Simultaneously reading Tacitus and Michael Longley for the first time and for no particular reason has set off pleasant sparks of serendipity and convergence. The Roman historian I have avoided for decades largely, I think, because I was so indifferent a student of Latin. Considering what my youthful laziness has cost me in terms of learning and pleasure leaves me paralyzed with shame. Such a waste, I think, then I move on to something remote from what little I loved about conjugating amo.
What steeled my resolution was Clive James’ chapter on Tacitus and random frequent references to him throughout Cultural Amnesia. Of the 106 men and women James considers, only a handful predate the 20th century and the earliest by far is Publius Cornelius Tacitus (ca. A.D. 55-ca. 120). The historian is central to James’ vision and method: “Throughout this book, Tacitus…is the voice behind the voice.” He extols the historian’s “powers of condensed expression,” a quality in prose I value above all others, but which Samuel Johnson held against Tacitus. Here’s what Boswell reports in his Life of Johnson:
“We talked of Tacitus, and I hazarded an opinion, that with all his merit for penetration, shrewdness of judgement, and terseness of expression, he was too compact, too much broken into hints, as it were, and therefore too difficult to be understood. To my great satisfaction Dr. Johnson santioned this opinion. `Tacitus, Sir, seems to me rather to have made notes for an historical work, than to have written a history.’”
Johnson is wrong. I am reading The Histories as translated by W.H. Fyfe and revised by D.S. Levene, in an Oxford University Press paperback. At least in translation, Tacitus’ style is remarkably modern. He writes clearly and without embellishment. When a thought is finished, he stops writing. He spares us preliminaries, wheel-spinning and the ornamentation that serves only to clog sentences and thinking. When writing of Vesparian, he might be writing of Gen. Ulysses S. Grant:
“Vesparian was an indefatigable campaigner. He headed the column, chose the camping-ground, never ceasing by day or night to use strategy and, if need be, the sword to thwart the enemy. He ate what he could get, and dressed almost like a common soldier. Indeed, save for his avarice, he matched the generals of old days.”

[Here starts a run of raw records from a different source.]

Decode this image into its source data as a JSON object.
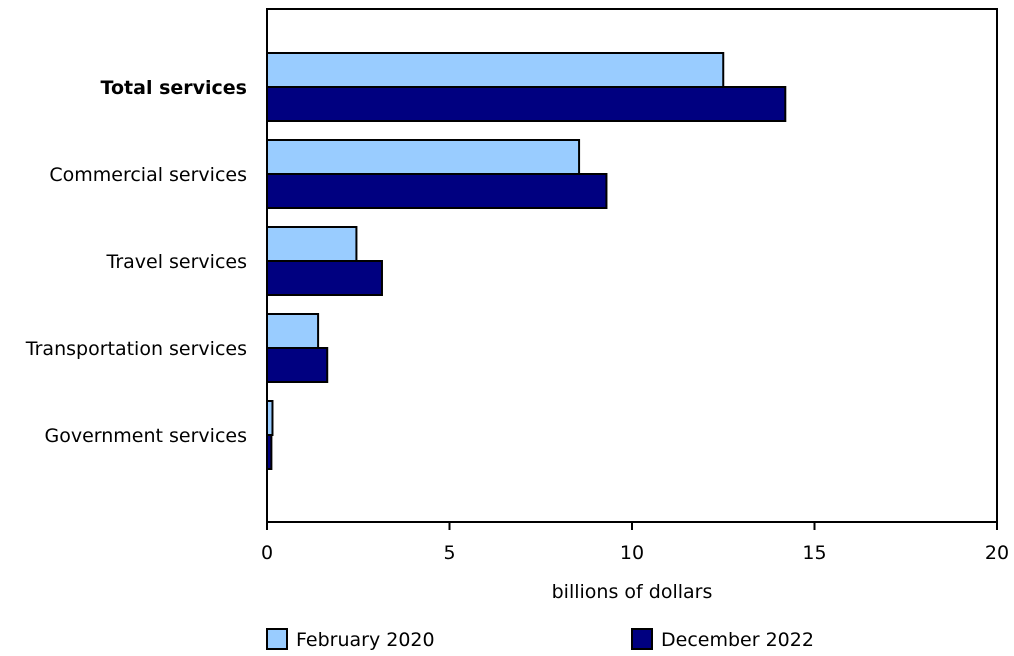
{
  "chart_data": {
    "type": "bar",
    "orientation": "horizontal",
    "categories": [
      "Total services",
      "Commercial services",
      "Travel services",
      "Transportation services",
      "Government services"
    ],
    "emphasized_category": "Total services",
    "series": [
      {
        "name": "February 2020",
        "values": [
          12.5,
          8.55,
          2.45,
          1.4,
          0.15
        ],
        "color": "#99ccff"
      },
      {
        "name": "December 2022",
        "values": [
          14.2,
          9.3,
          3.15,
          1.65,
          0.12
        ],
        "color": "#000080"
      }
    ],
    "xlabel": "billions of dollars",
    "xlim": [
      0,
      20
    ],
    "xticks": [
      "0",
      "5",
      "10",
      "15",
      "20"
    ],
    "grid": false,
    "legend_position": "bottom"
  }
}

Here’s James on Tacitus’ cold-eyed gaze in writing (in Annals) about the killing of Sejanus’ daughter:
“We know now, in retrospect, that even worse things happened in the time of Tacitus than he could realize. But he did face up to the worst thing he knew. Though it took the whole of his art to write it down, his art was not the first thing on his mind: the first thing on his mind was to register the intractable fact of an innocent, unjust death. He could not make the girl immortal. When we say that she has never ceased to speak, we speak metaphorically. She died. In fact, as he tells us, it was even worse. Because virgins were safe from the executioner, she was raped first, so that no laws would be broken. The Nazi execution squads in the east were obeying the law too.”

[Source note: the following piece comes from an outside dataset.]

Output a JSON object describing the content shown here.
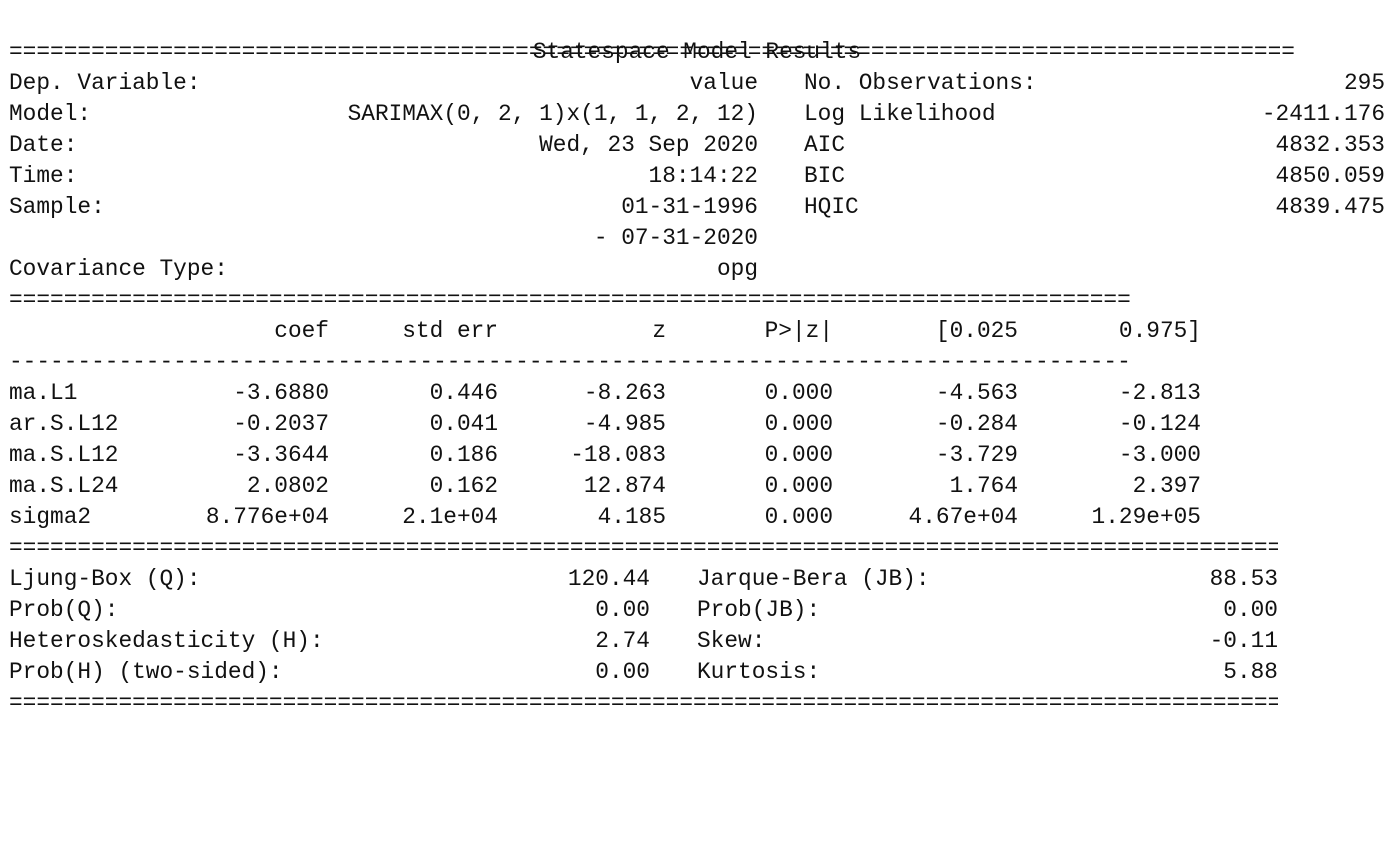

I chose to read Michael Longley, the Northern Irish poet, because I had read many good things about him and because he often writes about the natural world. He’s good on weeds and birds, and also on children, but seems haunted by the specter of World War I, in which his father fought, and by the Trojan War. Like Tacitus he addresses the endless war that is history. Here’s “In the Iliad,” from the 2000 collection The Weather in Japan:
“When I was left alone with our first-born
She turned in the small hours her hungry face
To my diddy and tried to suck that button.

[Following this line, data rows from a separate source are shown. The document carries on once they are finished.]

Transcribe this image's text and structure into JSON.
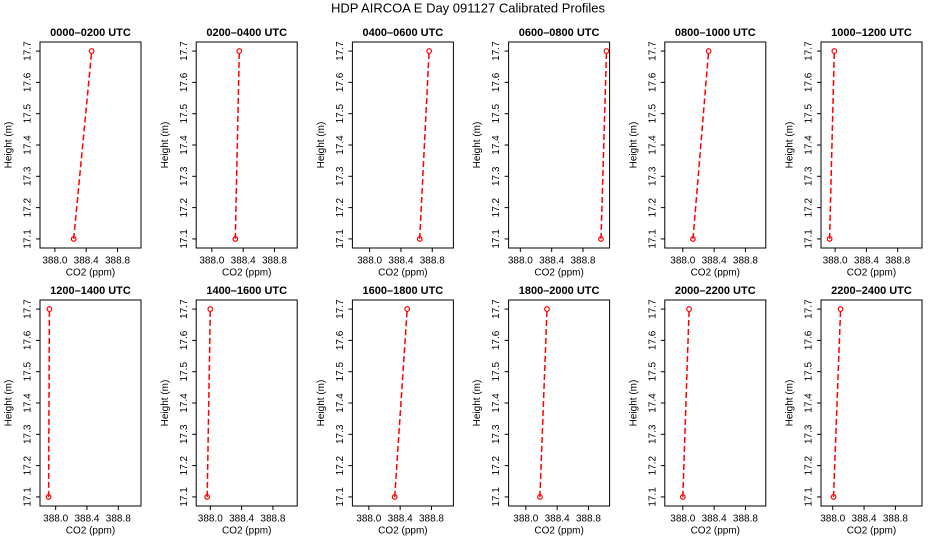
{
  "title": "HDP AIRCOA E  Day 091127  Calibrated Profiles",
  "chart_data": [
    {
      "type": "line",
      "title": "0000–0200 UTC",
      "x_label": "CO2 (ppm)",
      "y_label": "Height (m)",
      "x": [
        388.24,
        388.47
      ],
      "values": [
        17.1,
        17.7
      ],
      "color": "#ff0000",
      "xlim": [
        387.81,
        389.1
      ],
      "ylim": [
        17.071,
        17.729
      ],
      "xticks": [
        {
          "value": 388,
          "label": "388.0"
        },
        388.4,
        388.8
      ],
      "yticks": [
        17.1,
        17.2,
        17.3,
        17.4,
        17.5,
        17.6,
        17.7
      ]
    },
    {
      "type": "line",
      "title": "0200–0400 UTC",
      "x_label": "CO2 (ppm)",
      "y_label": "Height (m)",
      "x": [
        388.3,
        388.35
      ],
      "values": [
        17.1,
        17.7
      ],
      "color": "#ff0000",
      "xlim": [
        387.8,
        389.09
      ],
      "ylim": [
        17.071,
        17.729
      ],
      "xticks": [
        {
          "value": 388,
          "label": "388.0"
        },
        388.4,
        388.8
      ],
      "yticks": [
        17.1,
        17.2,
        17.3,
        17.4,
        17.5,
        17.6,
        17.7
      ]
    },
    {
      "type": "line",
      "title": "0400–0600 UTC",
      "x_label": "CO2 (ppm)",
      "y_label": "Height (m)",
      "x": [
        388.64,
        388.76
      ],
      "values": [
        17.1,
        17.7
      ],
      "color": "#ff0000",
      "xlim": [
        387.78,
        389.07
      ],
      "ylim": [
        17.071,
        17.729
      ],
      "xticks": [
        {
          "value": 388,
          "label": "388.0"
        },
        388.4,
        388.8
      ],
      "yticks": [
        17.1,
        17.2,
        17.3,
        17.4,
        17.5,
        17.6,
        17.7
      ]
    },
    {
      "type": "line",
      "title": "0600–0800 UTC",
      "x_label": "CO2 (ppm)",
      "y_label": "Height (m)",
      "x": [
        389.03,
        389.1
      ],
      "values": [
        17.1,
        17.7
      ],
      "color": "#ff0000",
      "xlim": [
        387.85,
        389.14
      ],
      "ylim": [
        17.071,
        17.729
      ],
      "xticks": [
        {
          "value": 388,
          "label": "388.0"
        },
        388.4,
        388.8
      ],
      "yticks": [
        17.1,
        17.2,
        17.3,
        17.4,
        17.5,
        17.6,
        17.7
      ]
    },
    {
      "type": "line",
      "title": "0800–1000 UTC",
      "x_label": "CO2 (ppm)",
      "y_label": "Height (m)",
      "x": [
        388.13,
        388.33
      ],
      "values": [
        17.1,
        17.7
      ],
      "color": "#ff0000",
      "xlim": [
        387.77,
        389.06
      ],
      "ylim": [
        17.071,
        17.729
      ],
      "xticks": [
        {
          "value": 388,
          "label": "388.0"
        },
        388.4,
        388.8
      ],
      "yticks": [
        17.1,
        17.2,
        17.3,
        17.4,
        17.5,
        17.6,
        17.7
      ]
    },
    {
      "type": "line",
      "title": "1000–1200 UTC",
      "x_label": "CO2 (ppm)",
      "y_label": "Height (m)",
      "x": [
        387.93,
        387.99
      ],
      "values": [
        17.1,
        17.7
      ],
      "color": "#ff0000",
      "xlim": [
        387.82,
        389.11
      ],
      "ylim": [
        17.071,
        17.729
      ],
      "xticks": [
        {
          "value": 388,
          "label": "388.0"
        },
        388.4,
        388.8
      ],
      "yticks": [
        17.1,
        17.2,
        17.3,
        17.4,
        17.5,
        17.6,
        17.7
      ]
    },
    {
      "type": "line",
      "title": "1200–1400 UTC",
      "x_label": "CO2 (ppm)",
      "y_label": "Height (m)",
      "x": [
        387.91,
        387.92
      ],
      "values": [
        17.1,
        17.7
      ],
      "color": "#ff0000",
      "xlim": [
        387.8,
        389.09
      ],
      "ylim": [
        17.071,
        17.729
      ],
      "xticks": [
        {
          "value": 388,
          "label": "388.0"
        },
        388.4,
        388.8
      ],
      "yticks": [
        17.1,
        17.2,
        17.3,
        17.4,
        17.5,
        17.6,
        17.7
      ]
    },
    {
      "type": "line",
      "title": "1400–1600 UTC",
      "x_label": "CO2 (ppm)",
      "y_label": "Height (m)",
      "x": [
        387.96,
        388.0
      ],
      "values": [
        17.1,
        17.7
      ],
      "color": "#ff0000",
      "xlim": [
        387.82,
        389.11
      ],
      "ylim": [
        17.071,
        17.729
      ],
      "xticks": [
        {
          "value": 388,
          "label": "388.0"
        },
        388.4,
        388.8
      ],
      "yticks": [
        17.1,
        17.2,
        17.3,
        17.4,
        17.5,
        17.6,
        17.7
      ]
    },
    {
      "type": "line",
      "title": "1600–1800 UTC",
      "x_label": "CO2 (ppm)",
      "y_label": "Height (m)",
      "x": [
        388.33,
        388.49
      ],
      "values": [
        17.1,
        17.7
      ],
      "color": "#ff0000",
      "xlim": [
        387.79,
        389.08
      ],
      "ylim": [
        17.071,
        17.729
      ],
      "xticks": [
        {
          "value": 388,
          "label": "388.0"
        },
        388.4,
        388.8
      ],
      "yticks": [
        17.1,
        17.2,
        17.3,
        17.4,
        17.5,
        17.6,
        17.7
      ]
    },
    {
      "type": "line",
      "title": "1800–2000 UTC",
      "x_label": "CO2 (ppm)",
      "y_label": "Height (m)",
      "x": [
        388.18,
        388.27
      ],
      "values": [
        17.1,
        17.7
      ],
      "color": "#ff0000",
      "xlim": [
        387.78,
        389.07
      ],
      "ylim": [
        17.071,
        17.729
      ],
      "xticks": [
        {
          "value": 388,
          "label": "388.0"
        },
        388.4,
        388.8
      ],
      "yticks": [
        17.1,
        17.2,
        17.3,
        17.4,
        17.5,
        17.6,
        17.7
      ]
    },
    {
      "type": "line",
      "title": "2000–2200 UTC",
      "x_label": "CO2 (ppm)",
      "y_label": "Height (m)",
      "x": [
        388.0,
        388.08
      ],
      "values": [
        17.1,
        17.7
      ],
      "color": "#ff0000",
      "xlim": [
        387.77,
        389.06
      ],
      "ylim": [
        17.071,
        17.729
      ],
      "xticks": [
        {
          "value": 388,
          "label": "388.0"
        },
        388.4,
        388.8
      ],
      "yticks": [
        17.1,
        17.2,
        17.3,
        17.4,
        17.5,
        17.6,
        17.7
      ]
    },
    {
      "type": "line",
      "title": "2200–2400 UTC",
      "x_label": "CO2 (ppm)",
      "y_label": "Height (m)",
      "x": [
        388.01,
        388.1
      ],
      "values": [
        17.1,
        17.7
      ],
      "color": "#ff0000",
      "xlim": [
        387.85,
        389.14
      ],
      "ylim": [
        17.071,
        17.729
      ],
      "xticks": [
        {
          "value": 388,
          "label": "388.0"
        },
        388.4,
        388.8
      ],
      "yticks": [
        17.1,
        17.2,
        17.3,
        17.4,
        17.5,
        17.6,
        17.7
      ]
    }
  ]
}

Her spittle condenses on my grey hairs.
“We wear them like medals for our children
And even in nakedness look overdressed.
In the Iliad spears go through them and,
Later, one’s ripped from Agamemnon’s chest.”
Sejanus’ daughter and Longley’s daughter resonate across centuries. The juxtaposition of children and war is always horrifying, and Longley is a poet of connections and condensed history. From a sonnet titled “Poetry,” here are the final, unspeakably sad lines:
“When Thomas Hardy died his widow gave Blunden
As a memento of many visits to Max Gate
His treasured copy of Edward Thomas’s Poems.”
In the sixties, Longley wrote “Homage to Dr Johnson,” collected in Poems: 1963-1983. Longley is typically compassionate about Johnson, the most compassionate and stoical of men. Here are three of the poems 22 lines:
“There was no place to go but his own head
Where hard luck lodged as in an orphanage
With the desperate and the underfed.”